Dział: INTERNET

Dodano: Marzec 02, 2021

Narzędzia:

Drukuj

Drukuj

"Wprost" milczy, a Polsat oszczędnie o tzw. taśmach Obajtka

Daniel Obajtek do tej pory nie skomentował ujawnienia nagrań (fot. Piotr Molecki/East News)

"Wprost" (PMPG Polskie Media) w swoim serwisie internetowym w ogóle nie wspomniał o tzw. taśmach Obajtka, a Polsat News i Interia (Cyfrowy Polsat) zaledwie w dwóch tekstach. - Ta sprawa pokazuje problem wasalizmu politycznego w redakcjach - komentuje Jacek Żakowski z "Polityki". Medioznawca prof. Tadeusz Kowalski wskazuje na biznesowe tło. 

"Gazeta Wyborcza" w piątek ujawniła nagrania rozmów Daniela Obajtka - byłego wójta Pcimia, obecnie prezesa PKN Orlen - z pracownikiem firmy TT Plast. Była ona konkurencją dla Elektroplastu, która należała do rodziny Obajtka. Według dziennika wójt Pcimia chciał wykończyć firmę swojego wuja, u którego wcześniej pracował. "Kierował z tylnego siedzenia konkurencyjną spółką, choć jako samorządowiec nie mógł tego robić, a potem skłamał w tej sprawie przed sądem" - napisał dziennik.
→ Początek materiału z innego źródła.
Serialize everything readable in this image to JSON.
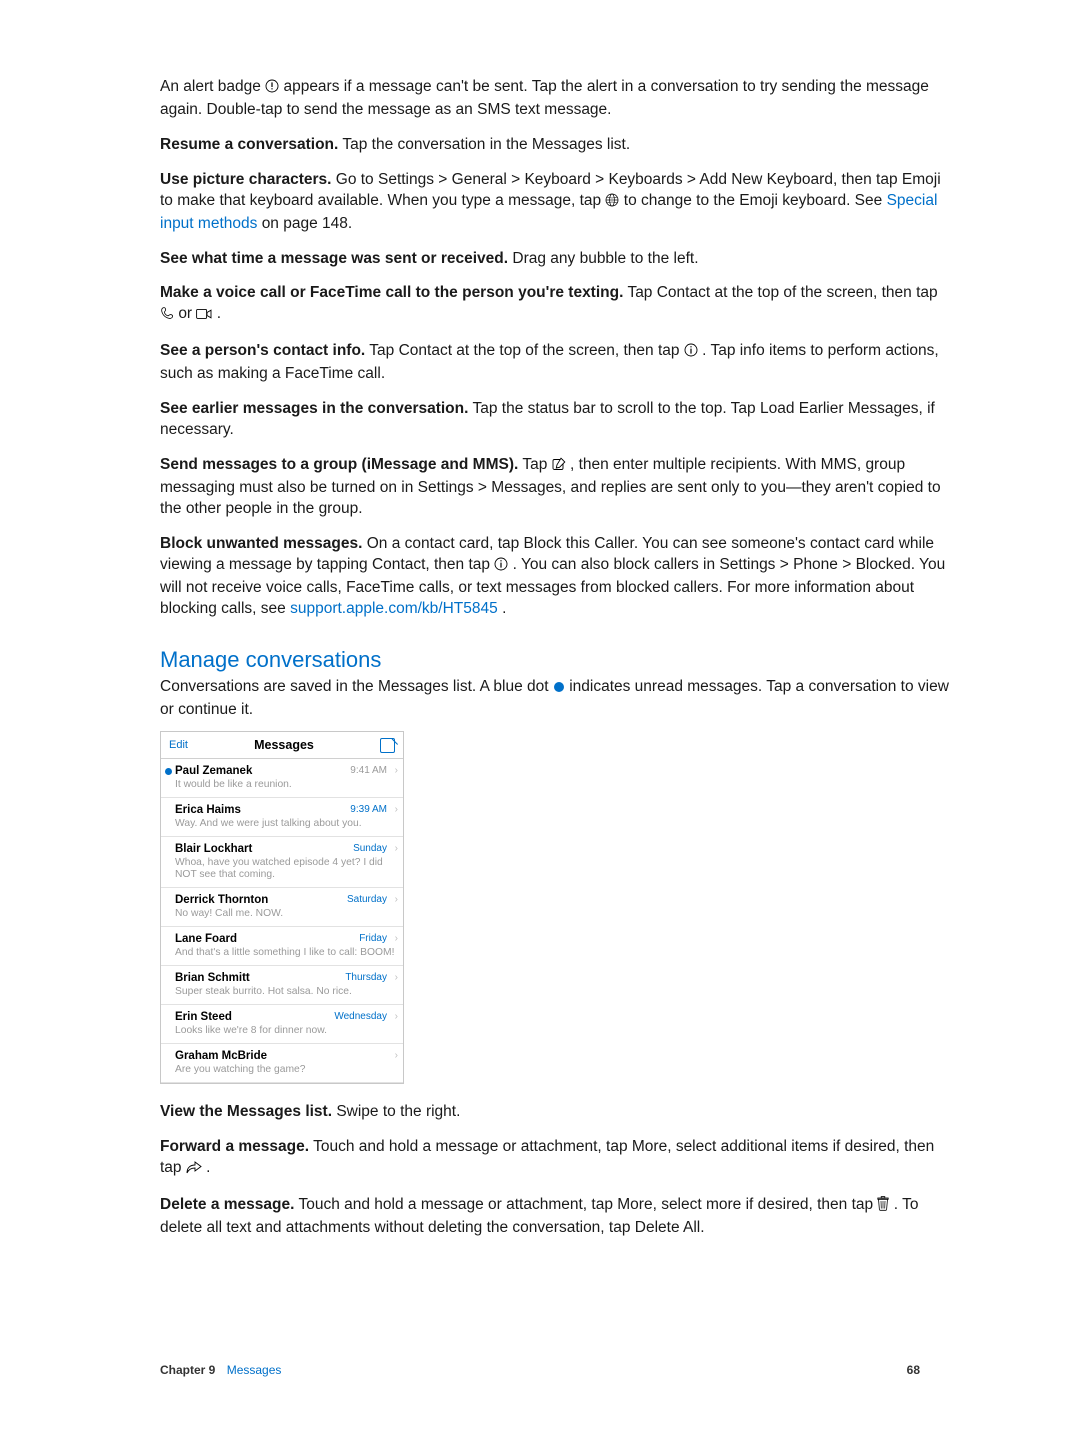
{
  "paragraphs": {
    "p1a": "An alert badge ",
    "p1b": " appears if a message can't be sent. Tap the alert in a conversation to try sending the message again. Double-tap to send the message as an SMS text message.",
    "p2_strong": "Resume a conversation.",
    "p2_rest": " Tap the conversation in the Messages list.",
    "p3_strong": "Use picture characters.",
    "p3a": " Go to Settings > General > Keyboard > Keyboards > Add New Keyboard, then tap Emoji to make that keyboard available. When you type a message, tap ",
    "p3b": " to change to the Emoji keyboard. See ",
    "p3_link": "Special input methods",
    "p3c": " on page 148.",
    "p4_strong": "See what time a message was sent or received.",
    "p4_rest": " Drag any bubble to the left.",
    "p5_strong": "Make a voice call or FaceTime call to the person you're texting.",
    "p5a": " Tap Contact at the top of the screen, then tap ",
    "p5b": " or ",
    "p5c": ".",
    "p6_strong": "See a person's contact info.",
    "p6a": " Tap Contact at the top of the screen, then tap ",
    "p6b": ". Tap info items to perform actions, such as making a FaceTime call.",
    "p7_strong": "See earlier messages in the conversation.",
    "p7_rest": " Tap the status bar to scroll to the top. Tap Load Earlier Messages, if necessary.",
    "p8_strong": "Send messages to a group (iMessage and MMS).",
    "p8a": " Tap ",
    "p8b": ", then enter multiple recipients. With MMS, group messaging must also be turned on in Settings > Messages, and replies are sent only to you—they aren't copied to the other people in the group.",
    "p9_strong": "Block unwanted messages.",
    "p9a": " On a contact card, tap Block this Caller. You can see someone's contact card while viewing a message by tapping Contact, then tap ",
    "p9b": ". You can also block callers in Settings > Phone > Blocked. You will not receive voice calls, FaceTime calls, or text messages from blocked callers. For more information about blocking calls, see ",
    "p9_link": "support.apple.com/kb/HT5845",
    "p9c": ".",
    "h2": "Manage conversations",
    "p10a": "Conversations are saved in the Messages list. A blue dot ",
    "p10b": " indicates unread messages. Tap a conversation to view or continue it.",
    "p11_strong": "View the Messages list.",
    "p11_rest": " Swipe to the right.",
    "p12_strong": "Forward a message.",
    "p12a": " Touch and hold a message or attachment, tap More, select additional items if desired, then tap ",
    "p12b": ".",
    "p13_strong": "Delete a message.",
    "p13a": " Touch and hold a message or attachment, tap More, select more if desired, then tap ",
    "p13b": ". To delete all text and attachments without deleting the conversation, tap Delete All."
  },
  "phone": {
    "edit": "Edit",
    "title": "Messages",
    "rows": [
      {
        "name": "Paul Zemanek",
        "time": "9:41 AM",
        "text": "It would be like a reunion.",
        "unread": true,
        "hl": false
      },
      {
        "name": "Erica Haims",
        "time": "9:39 AM",
        "text": "Way. And we were just talking about you.",
        "unread": false,
        "hl": true
      },
      {
        "name": "Blair Lockhart",
        "time": "Sunday",
        "text": "Whoa, have you watched episode 4 yet? I did NOT see that coming.",
        "unread": false,
        "hl": true
      },
      {
        "name": "Derrick Thornton",
        "time": "Saturday",
        "text": "No way! Call me. NOW.",
        "unread": false,
        "hl": true
      },
      {
        "name": "Lane Foard",
        "time": "Friday",
        "text": "And that's a little something I like to call: BOOM!",
        "unread": false,
        "hl": true
      },
      {
        "name": "Brian Schmitt",
        "time": "Thursday",
        "text": "Super steak burrito. Hot salsa. No rice.",
        "unread": false,
        "hl": true
      },
      {
        "name": "Erin Steed",
        "time": "Wednesday",
        "text": "Looks like we're 8 for dinner now.",
        "unread": false,
        "hl": true
      },
      {
        "name": "Graham McBride",
        "time": "",
        "text": "Are you watching the game?",
        "unread": false,
        "hl": false
      }
    ]
  },
  "footer": {
    "chapter": "Chapter  9",
    "section": "Messages",
    "page": "68"
  }
}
- Pierwszy sygnał o tym, że jest coś na rzeczy, są jakieś nagrania i sprawa trafiła do prokuratury, dostaliśmy dwa lata temu. Wtedy nikt nie chciał rozmawiać, kiedy Daniel Obajtek zostawał szefem Orlenu. Chodziliśmy wokół tematu, ale nie przynosiło to większego efektu. Dopiero w ostatnich miesiącach, kiedy Obajtek wymieniany jest jako przyszły premier, (...) niektórym ludziom otworzyły się usta i chcieli rozmawiać, ale nie pod nazwiskiem - powiedział Wyborcza.pl Paweł Figurski, dziennikarz "GW" i współautor (wraz z Jarosławem Sidorowiczem) publikacji o tzw. taśmach Obajtka.
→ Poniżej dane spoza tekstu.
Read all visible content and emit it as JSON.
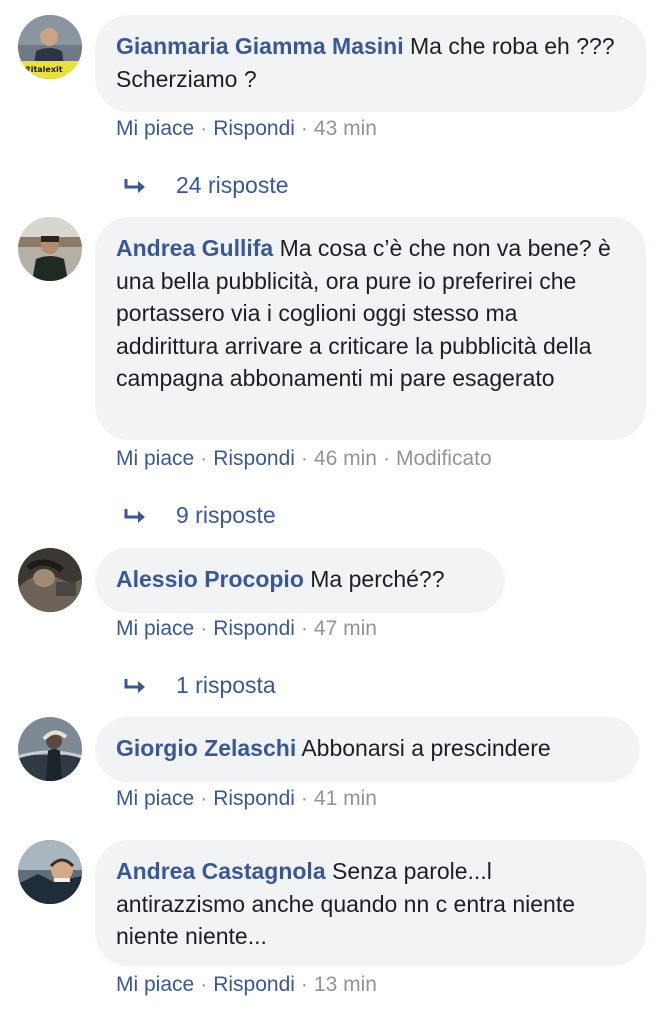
{
  "comments": [
    {
      "author": "Gianmaria Giamma Masini",
      "text": "Ma che roba eh ??? Scherziamo ?",
      "like_label": "Mi piace",
      "reply_label": "Rispondi",
      "time": "43 min",
      "replies_label": "24 risposte",
      "avatar_caption": "#italexit"
    },
    {
      "author": "Andrea Gullifa",
      "text": "Ma cosa c’è che non va bene? è una bella pubblicità, ora pure io preferirei che portassero via i coglioni oggi stesso ma addirittura arrivare a criticare la pubblicità della campagna abbonamenti mi pare esagerato",
      "like_label": "Mi piace",
      "reply_label": "Rispondi",
      "time": "46 min",
      "edited_label": "Modificato",
      "replies_label": "9 risposte"
    },
    {
      "author": "Alessio Procopio",
      "text": "Ma perché??",
      "like_label": "Mi piace",
      "reply_label": "Rispondi",
      "time": "47 min",
      "replies_label": "1 risposta"
    },
    {
      "author": "Giorgio Zelaschi",
      "text": "Abbonarsi a prescindere",
      "like_label": "Mi piace",
      "reply_label": "Rispondi",
      "time": "41 min"
    },
    {
      "author": "Andrea Castagnola",
      "text": "Senza parole...l antirazzismo anche quando nn c entra niente niente niente...",
      "like_label": "Mi piace",
      "reply_label": "Rispondi",
      "time": "13 min"
    }
  ],
  "colors": {
    "link": "#385898",
    "bubble": "#f2f3f5",
    "meta": "#90949c",
    "text": "#1c1e21"
  }
}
Stenogram rozmowy i kontynuacja tematu wywołały duże zainteresowanie mediów w weekend. Według danych Press-Service Monitoring Mediów w dniach 26-28 lutego odnotowano 429 publikacji w mediach tradycyjnych i ponad 18,3 tys. w portalach społecznościowych. W serwisie Wyborcza.pl od piątku opublikowano na ten temat co najmniej 14 tekstów, TVN24.pl - 10, a w Onet.pl - 15. W internetowej odsłonie dziennika "Polska The Times", który należy do przejętej przez Orlen Grupy Polska Press, opublikowano dwa materiały - jeden z opisem publikacji "Wyborczej" i pełnym komunikatem Orlenu i drugi z galerią memów na temat byłego wójta Pcimia.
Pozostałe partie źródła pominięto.